Llamar santos a los creyentes ha caído en desuso; por el contrario, se ha prodigado el epíteto para apellidar objetos e instituciones. Si santo o sacro es el ser que participa de la vida de Dios, resulta evidente que ningún objeto, edificio, vestido, tribunal ni comisión puede ser llamado santo o sacro por ninguna cualidad intrínseca a él. Puede serlo solamente por denominación extrínseca, analógica, "en cierto modo" santo.
En concreto, a cualquier criatura que no sea el hombre, el carácter sacro no le viene de Dios, sino del hombre mismo. El hombre puede destinar ciertos objetos a significar su relación con Dios, puede elevarlos a símbolos de su fe. Y el hombre, que los reserva para tal finalidad, puede revocarla, cancelando su carácter sacro.
La santidad o sacralidad de la criatura consiste siemrpe, por tanto, en una relación. En sentido propio es la relación del hombre a Dios por la participación de la vida divina. Es intrínseca, verdadera y permanente mientras el hombre no la rompa. La otra santidad, meramente analógica, es la de un objeto destinado por el hombre a expresar su relación con Dios. No confiere al objeto ninguna cualidad intrínseca independiente del hombre, le atribuye sólo una denominación que indica su destino; no es permanente, sino transitoria, pues su duración depende de la voluntad del hombre. Dios crea la santidad del hombre, el hombre la confiere a las cosas.
Un ejemplo. Se destina una copa a la celebración de la eucaristía. Mientras se use con tal propósito puede considerarse como objeto sacro. Si por su valor artístico dejara de usarse para quedar expuesta en un museo, cesaría su carácter sacro; éste le venía únicamente del uso a que se destinaba.

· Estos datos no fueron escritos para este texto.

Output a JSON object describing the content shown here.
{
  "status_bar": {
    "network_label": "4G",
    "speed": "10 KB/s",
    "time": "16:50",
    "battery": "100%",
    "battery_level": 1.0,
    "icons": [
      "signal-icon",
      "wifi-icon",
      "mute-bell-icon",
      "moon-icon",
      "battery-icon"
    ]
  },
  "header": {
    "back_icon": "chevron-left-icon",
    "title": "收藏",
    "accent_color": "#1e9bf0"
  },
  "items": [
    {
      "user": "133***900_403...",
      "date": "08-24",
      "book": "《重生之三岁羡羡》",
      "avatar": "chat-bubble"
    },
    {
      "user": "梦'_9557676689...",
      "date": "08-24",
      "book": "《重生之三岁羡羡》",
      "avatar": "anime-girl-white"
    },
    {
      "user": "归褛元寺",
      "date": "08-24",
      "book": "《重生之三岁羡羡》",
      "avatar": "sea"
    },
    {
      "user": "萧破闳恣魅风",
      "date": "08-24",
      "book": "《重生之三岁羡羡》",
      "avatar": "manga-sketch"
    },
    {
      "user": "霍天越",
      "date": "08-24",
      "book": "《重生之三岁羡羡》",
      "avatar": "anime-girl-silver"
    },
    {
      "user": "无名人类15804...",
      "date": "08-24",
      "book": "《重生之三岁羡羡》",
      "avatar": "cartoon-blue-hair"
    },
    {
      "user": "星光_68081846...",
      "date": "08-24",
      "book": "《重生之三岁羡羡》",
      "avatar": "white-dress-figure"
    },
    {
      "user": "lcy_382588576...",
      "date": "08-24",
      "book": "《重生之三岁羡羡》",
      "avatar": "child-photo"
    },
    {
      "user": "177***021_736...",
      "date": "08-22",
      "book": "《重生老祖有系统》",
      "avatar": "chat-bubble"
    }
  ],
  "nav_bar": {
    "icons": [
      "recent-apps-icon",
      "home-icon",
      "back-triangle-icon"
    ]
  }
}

Si es el empleo en un contexto y para un fin determinados el que constituye la sacralidad de un objeto, se deduce que éste no necesita consagración alguna preliminar. De hecho, hay Iglesias que no la conocen. En caso de que se adopte, indica solamente la intención de reservar la copa para esa determinada función, de ningún modo que la copa adquiera una cualidad permanente de sacralidad independiente en lo sucesivo del hombre.
Otra cosa es que un objeto merezca respeto o veneración. Las imágenes, por ejemplo, aunque no sean sacras en sí mismas, merecen respeto por lo que representan y recuerdan. Son un caso parecido al de la fotografía de una persona querida que, sin pretensión alguna de sacralidad, puede inspirar profunda veneración.
En las antiguas religiones se pensaba que ciertas estatuas, piedras, edificios o lugares poseían fuerzas misteriosas y sobrehumanas que se imponían amenazadoras al hombre. Cristo nos ha liberado de ese mundo tenebroso y espeluznante. El terror de lo sacro es uno de los aspectos de la "esclavitud a lo elemental" de que habla san Pablo (Gál 4,3). Creemos en un solo Dios, y Cristo nos ha revelado que su rostro es de padre, no de tirano. En el Evangelio de Marcos opone Jesús la fe al miedo o al temor, como en el caso de Jairo: "No temas, basta que tengas fe" (5,36). Cuando se acerca a los discípulos andando sobre el agua, gritan de susto, pero Jesús no acepta el miedo como reacción a su persona: "Ánimo, soy yo, no tengáis miedo" (6,50). La fe, que hace conocer a Dios en Jesucristo que lo revela, suprime el terror de las antiguas religiones: "Gracias a Cristo tenemos libre acceso (ante Dios) con la confianza que da la fe en él" (Ef 3,12).
En frase de san Pablo, "no es la comida lo que nos recomienda ante Dios: ni por privarnos de algo somos menos ni por comerlo somos más" (1 Cor 8,8). Lo mismo puede afirmarse de toda otra criatura. Ninguna tiene poder por sí misma para hacernos más o menos a los ojos de Dios; pueden ayudarnos, en cambio, si encarnan una expresión de lo que somos. Pero hemos de tener cuidado de no arrodillarnos ante la obra de nuestras manos; ayuda subordinada a nosotros, bien; ídolo, proyección nuestra, ante el que nos curvamos como si fuera superior a nosotros, nunca. Habríamos salido del ámbito del cristianismo.
Las bendiciones de objetos: casas, velas, palmas, etc., pueden ser ocasiones de expresar la fe. Pero atribuirles además la infusión en el objeto de una divina virtud estable y eficaz por sí misma, nos parece que sería atravesar el lingero de la magia.